Ultrashort Laser Pulses Reduce Off-Target Effects of Radiotherapy

Researchers from the Tata Institute of Fundamental Research in India have developed an innovative technique to cause DNA damage in a controlled manner. Short, intense pulses of laser light can be directed to a therapeutic target without damaging the surrounding area. The findings were published in the journal Scientific Reports.

Radiotherapy is a treatment that uses ionizing radiation against a target of interest, commonly cancer cells, to reduce the number -or contain the spread- of malignant cells. These radiations damage the DNA and lead to cell death. Some techniques diminish the amount of radiation received by healthy tissues: several beams can be directed to the tumor from different angles, concentrating the effect at the desired point while not affecting the healthy tissues to the same extent. However, it is always necessary to irradiate a portion of healthy tissue around the cancer cells, due to internal motion and other factors that make uncertain the exact position of the target.

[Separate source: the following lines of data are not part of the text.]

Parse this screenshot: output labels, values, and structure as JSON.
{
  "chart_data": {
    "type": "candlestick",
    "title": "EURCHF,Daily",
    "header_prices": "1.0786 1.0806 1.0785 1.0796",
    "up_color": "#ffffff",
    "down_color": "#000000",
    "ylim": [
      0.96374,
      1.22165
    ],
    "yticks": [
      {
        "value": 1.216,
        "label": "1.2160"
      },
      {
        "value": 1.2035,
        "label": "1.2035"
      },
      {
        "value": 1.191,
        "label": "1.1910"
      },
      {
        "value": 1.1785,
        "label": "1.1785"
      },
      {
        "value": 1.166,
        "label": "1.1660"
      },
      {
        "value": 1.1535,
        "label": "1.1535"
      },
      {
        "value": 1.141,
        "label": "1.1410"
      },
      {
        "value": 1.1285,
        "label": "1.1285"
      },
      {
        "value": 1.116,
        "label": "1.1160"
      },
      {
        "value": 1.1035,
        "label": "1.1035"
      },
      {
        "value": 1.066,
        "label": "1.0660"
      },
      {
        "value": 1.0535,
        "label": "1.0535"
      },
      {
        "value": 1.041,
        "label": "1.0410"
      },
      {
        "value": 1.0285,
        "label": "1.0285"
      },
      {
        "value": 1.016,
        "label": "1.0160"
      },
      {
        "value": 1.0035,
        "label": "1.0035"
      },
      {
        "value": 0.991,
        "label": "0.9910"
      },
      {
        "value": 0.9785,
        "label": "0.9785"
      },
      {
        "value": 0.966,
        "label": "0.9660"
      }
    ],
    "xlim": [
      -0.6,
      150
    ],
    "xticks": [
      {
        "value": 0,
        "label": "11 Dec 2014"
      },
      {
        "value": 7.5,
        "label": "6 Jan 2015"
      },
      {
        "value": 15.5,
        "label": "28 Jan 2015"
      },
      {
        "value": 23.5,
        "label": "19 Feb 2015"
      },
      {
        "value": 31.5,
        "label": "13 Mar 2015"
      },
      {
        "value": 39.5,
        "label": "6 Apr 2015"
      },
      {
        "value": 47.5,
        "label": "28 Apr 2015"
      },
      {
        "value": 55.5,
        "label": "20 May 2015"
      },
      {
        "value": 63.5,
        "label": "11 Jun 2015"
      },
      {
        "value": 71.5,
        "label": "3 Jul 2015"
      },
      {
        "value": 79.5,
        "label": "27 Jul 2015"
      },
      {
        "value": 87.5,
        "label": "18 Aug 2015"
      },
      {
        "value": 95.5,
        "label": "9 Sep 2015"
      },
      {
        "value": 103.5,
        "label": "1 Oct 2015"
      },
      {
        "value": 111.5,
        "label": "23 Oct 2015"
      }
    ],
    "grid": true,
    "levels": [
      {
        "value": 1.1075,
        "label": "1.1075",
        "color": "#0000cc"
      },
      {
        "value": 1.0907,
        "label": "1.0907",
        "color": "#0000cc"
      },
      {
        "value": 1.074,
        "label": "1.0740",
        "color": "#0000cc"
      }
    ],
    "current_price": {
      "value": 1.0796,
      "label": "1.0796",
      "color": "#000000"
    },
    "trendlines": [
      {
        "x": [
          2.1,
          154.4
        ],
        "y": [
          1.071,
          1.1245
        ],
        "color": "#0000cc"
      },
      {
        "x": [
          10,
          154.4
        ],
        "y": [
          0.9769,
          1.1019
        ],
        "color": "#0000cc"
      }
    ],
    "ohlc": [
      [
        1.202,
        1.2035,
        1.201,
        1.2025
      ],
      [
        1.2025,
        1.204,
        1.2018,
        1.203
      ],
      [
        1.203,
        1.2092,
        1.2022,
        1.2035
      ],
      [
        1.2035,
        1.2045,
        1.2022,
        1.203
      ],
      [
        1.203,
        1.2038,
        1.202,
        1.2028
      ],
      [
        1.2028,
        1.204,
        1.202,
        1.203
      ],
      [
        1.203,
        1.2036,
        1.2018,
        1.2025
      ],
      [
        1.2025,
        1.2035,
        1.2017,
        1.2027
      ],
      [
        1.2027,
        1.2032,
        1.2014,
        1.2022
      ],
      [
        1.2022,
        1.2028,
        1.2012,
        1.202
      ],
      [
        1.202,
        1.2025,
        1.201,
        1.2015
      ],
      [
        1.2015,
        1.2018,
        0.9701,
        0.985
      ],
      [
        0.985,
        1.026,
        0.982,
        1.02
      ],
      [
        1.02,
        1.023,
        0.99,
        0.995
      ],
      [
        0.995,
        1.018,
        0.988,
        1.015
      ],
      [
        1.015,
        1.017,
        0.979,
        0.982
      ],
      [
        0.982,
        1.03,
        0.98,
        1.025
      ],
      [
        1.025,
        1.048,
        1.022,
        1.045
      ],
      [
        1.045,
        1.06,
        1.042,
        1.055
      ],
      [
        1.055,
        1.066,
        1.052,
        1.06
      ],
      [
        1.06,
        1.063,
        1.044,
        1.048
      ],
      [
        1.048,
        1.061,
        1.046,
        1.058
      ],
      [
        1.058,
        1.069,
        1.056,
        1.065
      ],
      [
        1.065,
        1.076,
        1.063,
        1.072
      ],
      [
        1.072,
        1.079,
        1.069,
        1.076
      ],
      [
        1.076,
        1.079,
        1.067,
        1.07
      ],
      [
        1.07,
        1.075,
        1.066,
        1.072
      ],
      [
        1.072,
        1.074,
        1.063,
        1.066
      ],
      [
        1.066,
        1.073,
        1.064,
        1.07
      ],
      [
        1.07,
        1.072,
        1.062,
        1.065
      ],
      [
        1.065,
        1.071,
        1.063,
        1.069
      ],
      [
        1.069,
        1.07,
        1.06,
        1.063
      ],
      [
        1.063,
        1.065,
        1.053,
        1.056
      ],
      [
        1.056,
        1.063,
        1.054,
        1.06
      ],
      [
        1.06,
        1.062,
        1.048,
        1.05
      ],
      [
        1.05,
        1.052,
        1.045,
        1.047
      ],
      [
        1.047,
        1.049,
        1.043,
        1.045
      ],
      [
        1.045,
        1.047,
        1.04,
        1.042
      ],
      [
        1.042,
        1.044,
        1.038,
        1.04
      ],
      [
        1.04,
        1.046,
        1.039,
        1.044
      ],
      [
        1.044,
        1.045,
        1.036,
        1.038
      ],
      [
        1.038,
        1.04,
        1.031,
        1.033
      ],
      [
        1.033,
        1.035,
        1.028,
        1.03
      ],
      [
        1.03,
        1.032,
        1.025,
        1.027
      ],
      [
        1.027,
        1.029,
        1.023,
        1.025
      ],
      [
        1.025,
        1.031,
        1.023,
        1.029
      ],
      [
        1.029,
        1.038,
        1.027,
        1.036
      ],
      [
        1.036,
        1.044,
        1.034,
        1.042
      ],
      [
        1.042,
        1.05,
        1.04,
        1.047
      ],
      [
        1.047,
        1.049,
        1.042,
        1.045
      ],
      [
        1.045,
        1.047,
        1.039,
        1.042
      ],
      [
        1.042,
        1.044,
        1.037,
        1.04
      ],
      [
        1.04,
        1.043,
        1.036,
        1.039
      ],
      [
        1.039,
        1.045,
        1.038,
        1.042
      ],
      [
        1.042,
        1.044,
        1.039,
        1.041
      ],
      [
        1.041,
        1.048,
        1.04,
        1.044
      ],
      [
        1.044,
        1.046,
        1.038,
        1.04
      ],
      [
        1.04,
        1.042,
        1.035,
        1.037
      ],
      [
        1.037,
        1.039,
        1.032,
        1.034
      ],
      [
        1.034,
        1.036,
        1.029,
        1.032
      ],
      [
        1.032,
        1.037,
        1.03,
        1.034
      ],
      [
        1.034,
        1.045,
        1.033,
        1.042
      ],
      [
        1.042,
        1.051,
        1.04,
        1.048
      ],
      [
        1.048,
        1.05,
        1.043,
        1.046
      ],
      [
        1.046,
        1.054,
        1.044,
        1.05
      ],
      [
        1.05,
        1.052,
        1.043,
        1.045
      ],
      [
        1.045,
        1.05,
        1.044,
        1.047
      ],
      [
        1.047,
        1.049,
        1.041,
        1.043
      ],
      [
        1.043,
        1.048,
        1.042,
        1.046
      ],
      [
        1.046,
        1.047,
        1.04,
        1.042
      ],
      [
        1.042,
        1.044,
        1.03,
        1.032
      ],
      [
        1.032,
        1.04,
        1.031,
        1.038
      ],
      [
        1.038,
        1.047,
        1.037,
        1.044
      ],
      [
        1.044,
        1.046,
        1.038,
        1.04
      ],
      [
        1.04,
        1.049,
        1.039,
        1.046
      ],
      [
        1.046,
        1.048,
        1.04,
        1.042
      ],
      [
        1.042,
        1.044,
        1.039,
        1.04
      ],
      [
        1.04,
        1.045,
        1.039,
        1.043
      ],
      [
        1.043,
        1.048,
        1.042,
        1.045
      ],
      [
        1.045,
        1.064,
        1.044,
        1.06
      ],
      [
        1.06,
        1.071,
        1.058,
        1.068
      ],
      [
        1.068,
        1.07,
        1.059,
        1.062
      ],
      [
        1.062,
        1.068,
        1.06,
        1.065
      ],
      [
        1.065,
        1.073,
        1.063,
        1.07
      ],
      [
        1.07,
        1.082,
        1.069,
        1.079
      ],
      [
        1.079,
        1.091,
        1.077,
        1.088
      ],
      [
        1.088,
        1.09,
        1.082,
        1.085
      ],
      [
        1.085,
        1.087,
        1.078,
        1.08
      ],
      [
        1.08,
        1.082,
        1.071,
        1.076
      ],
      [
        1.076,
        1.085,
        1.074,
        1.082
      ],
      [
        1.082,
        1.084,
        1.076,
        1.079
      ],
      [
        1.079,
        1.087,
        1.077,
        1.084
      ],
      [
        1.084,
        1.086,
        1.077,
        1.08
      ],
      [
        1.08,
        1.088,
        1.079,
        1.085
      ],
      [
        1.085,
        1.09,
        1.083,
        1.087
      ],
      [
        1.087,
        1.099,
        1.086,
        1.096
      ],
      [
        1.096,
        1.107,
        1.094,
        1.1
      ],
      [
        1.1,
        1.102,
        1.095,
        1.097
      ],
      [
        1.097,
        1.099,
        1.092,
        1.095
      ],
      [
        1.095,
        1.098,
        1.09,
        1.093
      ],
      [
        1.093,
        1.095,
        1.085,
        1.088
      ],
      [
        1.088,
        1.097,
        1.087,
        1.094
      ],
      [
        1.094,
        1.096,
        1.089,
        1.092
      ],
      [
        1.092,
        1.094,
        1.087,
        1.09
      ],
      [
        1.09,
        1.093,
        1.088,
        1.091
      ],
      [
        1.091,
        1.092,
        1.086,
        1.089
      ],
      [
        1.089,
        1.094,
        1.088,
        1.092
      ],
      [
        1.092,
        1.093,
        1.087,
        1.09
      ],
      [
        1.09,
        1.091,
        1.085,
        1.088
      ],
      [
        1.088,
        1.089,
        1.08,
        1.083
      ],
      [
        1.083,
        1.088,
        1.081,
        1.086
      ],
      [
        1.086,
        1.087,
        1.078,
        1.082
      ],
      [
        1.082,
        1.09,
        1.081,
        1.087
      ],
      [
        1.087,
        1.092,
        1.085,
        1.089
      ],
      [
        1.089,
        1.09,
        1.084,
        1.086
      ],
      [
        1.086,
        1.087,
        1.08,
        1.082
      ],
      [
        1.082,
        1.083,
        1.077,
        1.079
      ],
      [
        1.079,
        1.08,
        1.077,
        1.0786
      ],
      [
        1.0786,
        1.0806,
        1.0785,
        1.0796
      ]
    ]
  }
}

A more precise delimitation of the irradiated area

The researchers at TIFR Mumbai decided to try the effect of high-intensity femtosecond laser pulses on DNA. The beams ionize the water molecules surrounding the DNA, giving rise to low energy electrons and OH radicals that generate DNA breaks. Professor Deepak Mathur’s team experimented with different conditions of laser energy and focusing, and concluded that the numerical aperture of the focusing lens delimitates two regimes of DNA damage. The discovery allows to fine-tune the extent of damage inflicted by just manipulating an optical parameter.

The ability of ultrashort laser pulses allow to confine the radiation to smaller areas (125 μm3) and thus reduce off-target effects might foster new clinical practices in cancer treatment.